Mais ils évitaient de regarder sur quel argile reposait cette hégémonie, et de considérer les forces qui pouvaient neutraliser leur fameuse capacité d’attraction ou miner les éléments (militaires ou économiques) de leur puissance. Tels ces grouillements de fourmis qui surgissent du sol quand on déplace un arbre abattu, les millions d’étrangers qui n’ont qu’aversion ou méfiance pour l’hégémonie américaine sont soudain apparus au grand jour après le 11 septembre, sous les yeux horrifiés et incrédules des Américains. L’Amérique était devenue une grande puissance à l’issue de la Seconde Guerre mondiale, en affrontant un rival qui se faisait le champion de tout ce qu’elle avait toujours combattu, la tyrannie, la terreur, le lavage de cerveau, et elle était convaincue que son combat pour la liberté et la stabilité lui avait valu la reconnaissance du monde (comme c’est encore le cas dans une grande partie de l’Europe de l’Est). Les Américains n’avaient pas suffisamment mariné dans l’Histoire pour savoir qu’au long des âges, personne, ou presque personne, n’a jamais chéri une hégémonie.
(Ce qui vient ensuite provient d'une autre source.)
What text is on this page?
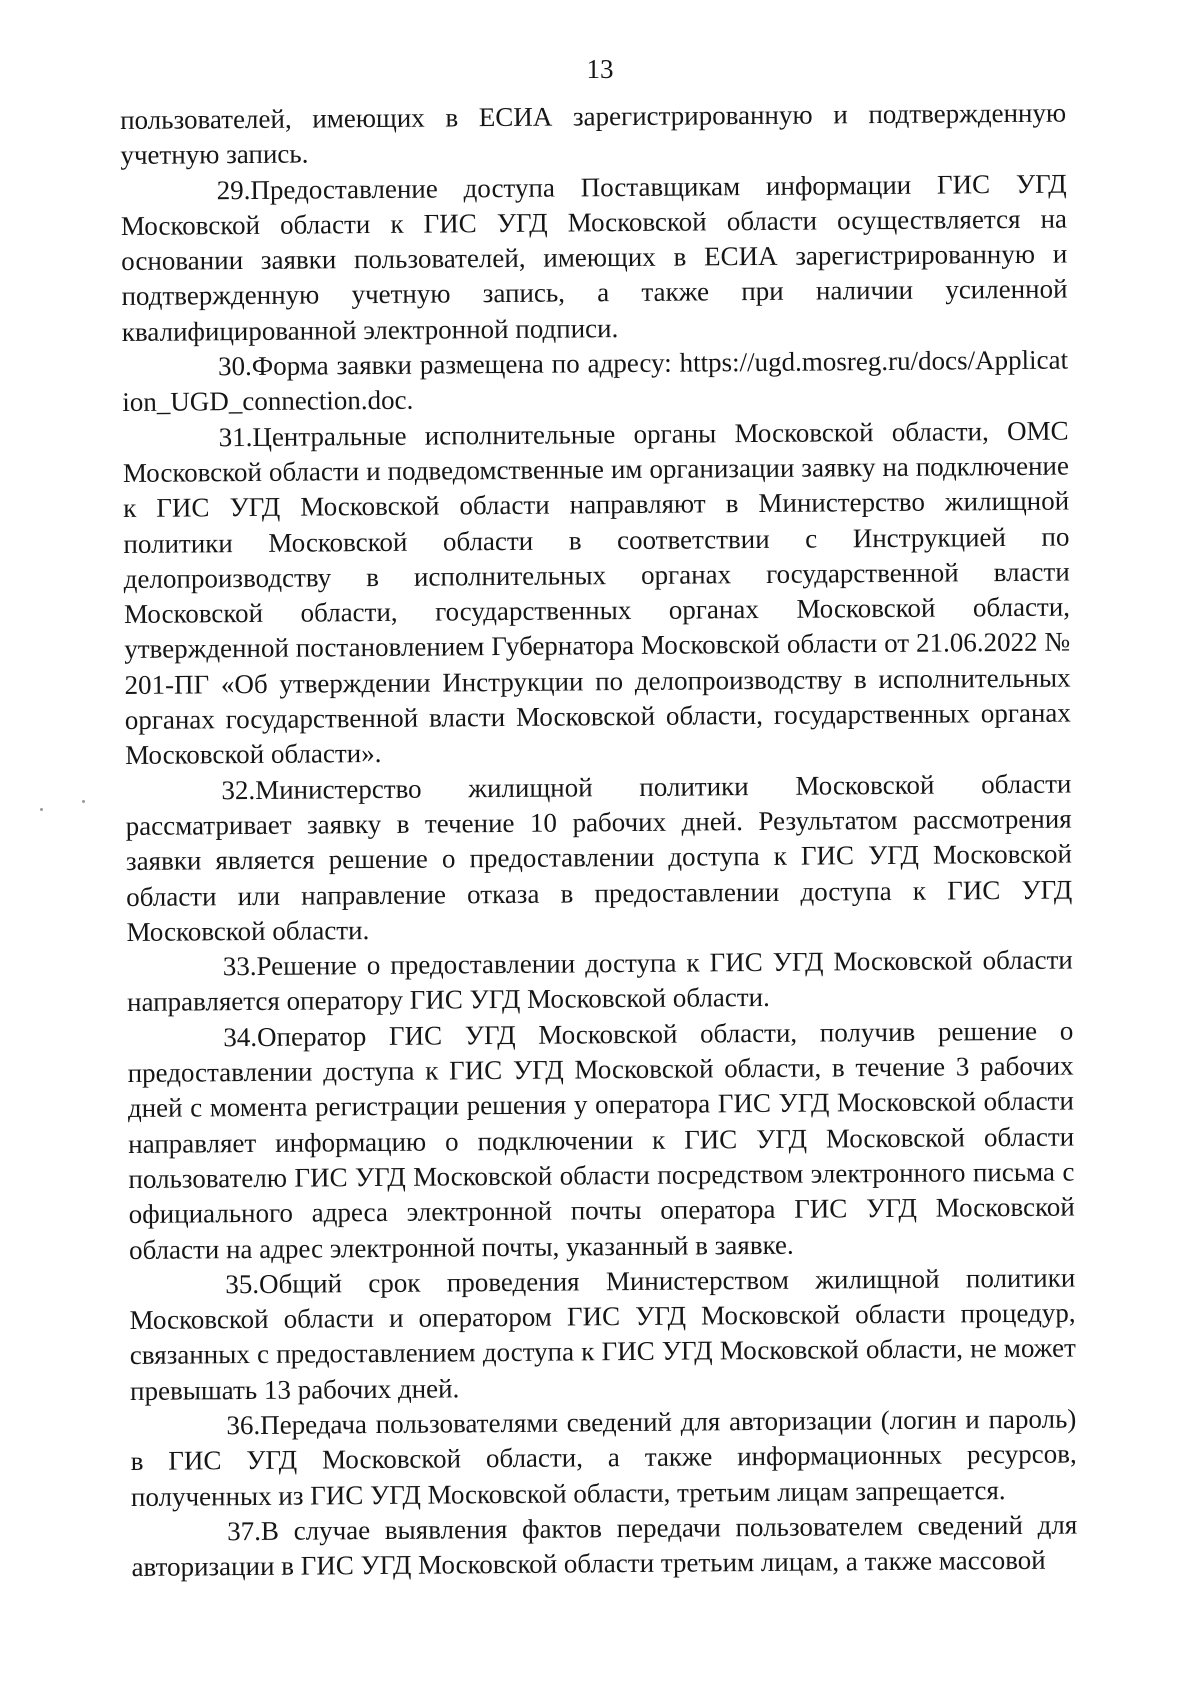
13

пользователей, имеющих в ЕСИА зарегистрированную и подтвержденную учетную запись.

29.Предоставление доступа Поставщикам информации ГИС УГД Московской области к ГИС УГД Московской области осуществляется на основании заявки пользователей, имеющих в ЕСИА зарегистрированную и подтвержденную учетную запись, а также при наличии усиленной квалифицированной электронной подписи.

30.Форма заявки размещена по адресу: https://ugd.mosreg.ru/docs/Application_UGD_connection.doc.

31.Центральные исполнительные органы Московской области, ОМС Московской области и подведомственные им организации заявку на подключение к ГИС УГД Московской области направляют в Министерство жилищной политики Московской области в соответствии с Инструкцией по делопроизводству в исполнительных органах государственной власти Московской области, государственных органах Московской области, утвержденной постановлением Губернатора Московской области от 21.06.2022 № 201-ПГ «Об утверждении Инструкции по делопроизводству в исполнительных органах государственной власти Московской области, государственных органах Московской области».

32.Министерство жилищной политики Московской области рассматривает заявку в течение 10 рабочих дней. Результатом рассмотрения заявки является решение о предоставлении доступа к ГИС УГД Московской области или направление отказа в предоставлении доступа к ГИС УГД Московской области.

33.Решение о предоставлении доступа к ГИС УГД Московской области направляется оператору ГИС УГД Московской области.

34.Оператор ГИС УГД Московской области, получив решение о предоставлении доступа к ГИС УГД Московской области, в течение 3 рабочих дней с момента регистрации решения у оператора ГИС УГД Московской области направляет информацию о подключении к ГИС УГД Московской области пользователю ГИС УГД Московской области посредством электронного письма с официального адреса электронной почты оператора ГИС УГД Московской области на адрес электронной почты, указанный в заявке.

35.Общий срок проведения Министерством жилищной политики Московской области и оператором ГИС УГД Московской области процедур, связанных с предоставлением доступа к ГИС УГД Московской области, не может превышать 13 рабочих дней.

36.Передача пользователями сведений для авторизации (логин и пароль) в ГИС УГД Московской области, а также информационных ресурсов, полученных из ГИС УГД Московской области, третьим лицам запрещается.

37.В случае выявления фактов передачи пользователем сведений для авторизации в ГИС УГД Московской области третьим лицам, а также массовой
Les anciennes puissances hégémoniques, de l’Empire romain à l’Empire britannique, avaient là-dessus une attitude tout à fait réaliste : elles voulaient être obéies (ou, dans le cas de la France, admirée) mais rarement rêvaient-elles d’être aimées. Les Etats-Unis en revanche, combinaison de shérif justicier et de missionnaire ardent à convertir, ont toujours attendu des autres gratitude et affection. La déception était inévitable : la gratitude n’entre pas dans le registre des sentiments caractéristiques du comportement des Etats.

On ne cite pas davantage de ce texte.